Additional pathogens causing diseases in animals that are known to be penicillin-sensitive include: Actinomyces bovis, causing actinomycosis of cattle; Bacillus anthraces, causing anthrax in cattle, sheep, and horses; Clostridium chauvoei, causing blackleg in cattle and sheep; Corynebacterium renale, causing pyelonephritis in cattle; C. equi, causing suppurative pneumonia in foals; Erysipelothrix rhusiopathiae, causing erysipelas in swine; Leptospira canicola, causing leptospirosis in hogs, dogs, cats, and foxes; Listerella monocytogenes, causing encephalitis in sheep, cattle, and swine; Streptococcus gallinarum, causing septicemia in chickens; and others.

Some investigations have indicated the possible usefulness of penicillin to combat certain plant diseases. Such studies have been limited in number and would need to be performed on a much more extensive scale before any conclusions can be reached regarding the usefulness of the drug in this field.

The addition of penicillin to milk and other highly perishable food products has been recommended but its usefulness as a food preservative is questioned. Penicillin in low concentrations will inhibit the growth of many bacteria responsible for food spoilage.

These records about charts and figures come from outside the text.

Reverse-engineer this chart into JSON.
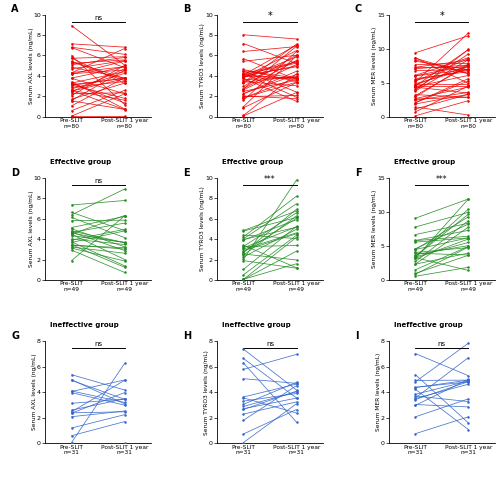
{
  "panels": [
    {
      "label": "A",
      "row": 0,
      "col": 0,
      "ylabel": "Serum AXL levels (ng/mL)",
      "ylim": [
        0,
        10
      ],
      "yticks": [
        0,
        2,
        4,
        6,
        8,
        10
      ],
      "color": "#EE0000",
      "sig": "ns",
      "x_labels": [
        "Pre-SLIT",
        "Post-SLIT 1 year"
      ],
      "ns_bottom": [
        "n=80",
        "n=80"
      ],
      "pre_mean": 3.5,
      "post_mean": 3.6,
      "pre_std": 1.8,
      "post_std": 1.8,
      "correlation": 0.3,
      "n_lines": 40
    },
    {
      "label": "B",
      "row": 0,
      "col": 1,
      "ylabel": "Serum TYRO3 levels (ng/mL)",
      "ylim": [
        0,
        10
      ],
      "yticks": [
        0,
        2,
        4,
        6,
        8,
        10
      ],
      "color": "#EE0000",
      "sig": "*",
      "x_labels": [
        "Pre-SLIT",
        "Post-SLIT 1 year"
      ],
      "ns_bottom": [
        "n=80",
        "n=80"
      ],
      "pre_mean": 3.5,
      "post_mean": 4.5,
      "pre_std": 1.8,
      "post_std": 2.0,
      "correlation": 0.5,
      "n_lines": 40
    },
    {
      "label": "C",
      "row": 0,
      "col": 2,
      "ylabel": "Serum MER levels (ng/mL)",
      "ylim": [
        0,
        15
      ],
      "yticks": [
        0,
        5,
        10,
        15
      ],
      "color": "#EE0000",
      "sig": "*",
      "x_labels": [
        "Pre-SLIT",
        "Post-SLIT 1 year"
      ],
      "ns_bottom": [
        "n=80",
        "n=80"
      ],
      "pre_mean": 4.5,
      "post_mean": 6.0,
      "pre_std": 2.2,
      "post_std": 2.5,
      "correlation": 0.5,
      "n_lines": 40
    },
    {
      "label": "D",
      "row": 1,
      "col": 0,
      "ylabel": "Serum AXL levels (ng/mL)",
      "ylim": [
        0,
        10
      ],
      "yticks": [
        0,
        2,
        4,
        6,
        8,
        10
      ],
      "color": "#228B22",
      "sig": "ns",
      "title": "Effective group",
      "x_labels": [
        "Pre-SLIT",
        "Post-SLIT 1 year"
      ],
      "ns_bottom": [
        "n=49",
        "n=49"
      ],
      "pre_mean": 3.8,
      "post_mean": 3.9,
      "pre_std": 1.8,
      "post_std": 1.8,
      "correlation": 0.3,
      "n_lines": 25
    },
    {
      "label": "E",
      "row": 1,
      "col": 1,
      "ylabel": "Serum TYRO3 levels (ng/mL)",
      "ylim": [
        0,
        10
      ],
      "yticks": [
        0,
        2,
        4,
        6,
        8,
        10
      ],
      "color": "#228B22",
      "sig": "***",
      "title": "Effective group",
      "x_labels": [
        "Pre-SLIT",
        "Post-SLIT 1 year"
      ],
      "ns_bottom": [
        "n=49",
        "n=49"
      ],
      "pre_mean": 3.0,
      "post_mean": 5.5,
      "pre_std": 1.8,
      "post_std": 2.0,
      "correlation": 0.5,
      "n_lines": 25
    },
    {
      "label": "F",
      "row": 1,
      "col": 2,
      "ylabel": "Serum MER levels (ng/mL)",
      "ylim": [
        0,
        15
      ],
      "yticks": [
        0,
        5,
        10,
        15
      ],
      "color": "#228B22",
      "sig": "***",
      "title": "Effective group",
      "x_labels": [
        "Pre-SLIT",
        "Post-SLIT 1 year"
      ],
      "ns_bottom": [
        "n=49",
        "n=49"
      ],
      "pre_mean": 4.0,
      "post_mean": 7.0,
      "pre_std": 2.0,
      "post_std": 2.5,
      "correlation": 0.5,
      "n_lines": 25
    },
    {
      "label": "G",
      "row": 2,
      "col": 0,
      "ylabel": "Serum AXL levels (ng/mL)",
      "ylim": [
        0,
        8
      ],
      "yticks": [
        0,
        2,
        4,
        6,
        8
      ],
      "color": "#3366CC",
      "sig": "ns",
      "title": "Ineffective group",
      "x_labels": [
        "Pre-SLIT",
        "Post-SLIT 1 year"
      ],
      "ns_bottom": [
        "n=31",
        "n=31"
      ],
      "pre_mean": 2.8,
      "post_mean": 2.9,
      "pre_std": 1.5,
      "post_std": 1.5,
      "correlation": 0.3,
      "n_lines": 16
    },
    {
      "label": "H",
      "row": 2,
      "col": 1,
      "ylabel": "Serum TYRO3 levels (ng/mL)",
      "ylim": [
        0,
        8
      ],
      "yticks": [
        0,
        2,
        4,
        6,
        8
      ],
      "color": "#3366CC",
      "sig": "ns",
      "title": "Ineffective group",
      "x_labels": [
        "Pre-SLIT",
        "Post-SLIT 1 year"
      ],
      "ns_bottom": [
        "n=31",
        "n=31"
      ],
      "pre_mean": 3.5,
      "post_mean": 3.6,
      "pre_std": 1.8,
      "post_std": 1.8,
      "correlation": 0.3,
      "n_lines": 16
    },
    {
      "label": "I",
      "row": 2,
      "col": 2,
      "ylabel": "Serum MER levels (ng/mL)",
      "ylim": [
        0,
        8
      ],
      "yticks": [
        0,
        2,
        4,
        6,
        8
      ],
      "color": "#3366CC",
      "sig": "ns",
      "title": "Ineffective group",
      "x_labels": [
        "Pre-SLIT",
        "Post-SLIT 1 year"
      ],
      "ns_bottom": [
        "n=31",
        "n=31"
      ],
      "pre_mean": 3.5,
      "post_mean": 3.7,
      "pre_std": 1.8,
      "post_std": 1.8,
      "correlation": 0.3,
      "n_lines": 16
    }
  ],
  "fig_width": 5.0,
  "fig_height": 4.87,
  "dpi": 100
}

It is not effective, however, in preventing the growth of other forms often equally responsible. Gram-negative species are usually not affected, and among the gram-positive forms, which are generally penicillin sensitive, a number of spore formers, such as Bacillus cereus, produce enzymes, termed pencillinases, which rapidly destroy the drug. While the addition of penicillin may extend somewhat the useful life of a product under certain conditions, the varied microflora, normally present precludes its continuing effectiveness.

THE AUTHOR

Kenneth B. Raper is senior microbiologist in charge of the Culture Collection Section, Fermentation Division, Northern Regional Research Laboratory, Peoria, Ill. He has been associated with the Bureau of Agricultural and Industrial Chemistry during most of the past 18 years. Dr. Raper holds degrees from the University of North Carolina, George Washington University, and Harvard University. At the Northern Regional Research Laboratory, Dr. Raper and his co-workers are building a large collection of cultures of fungi, yeasts, and bacteria, many of which are essential in the industrial fermentation processes used in the production of antibiotics and use full organic chemicals. During the period in which penicillin fermentation was being developed, he examined hundreds of cultures obtained from all parts of the world in efforts to discover strains of the Penicillium notatumchrysogenum group that would be more satisfactory than existing strains for the production of high yields of penicillin.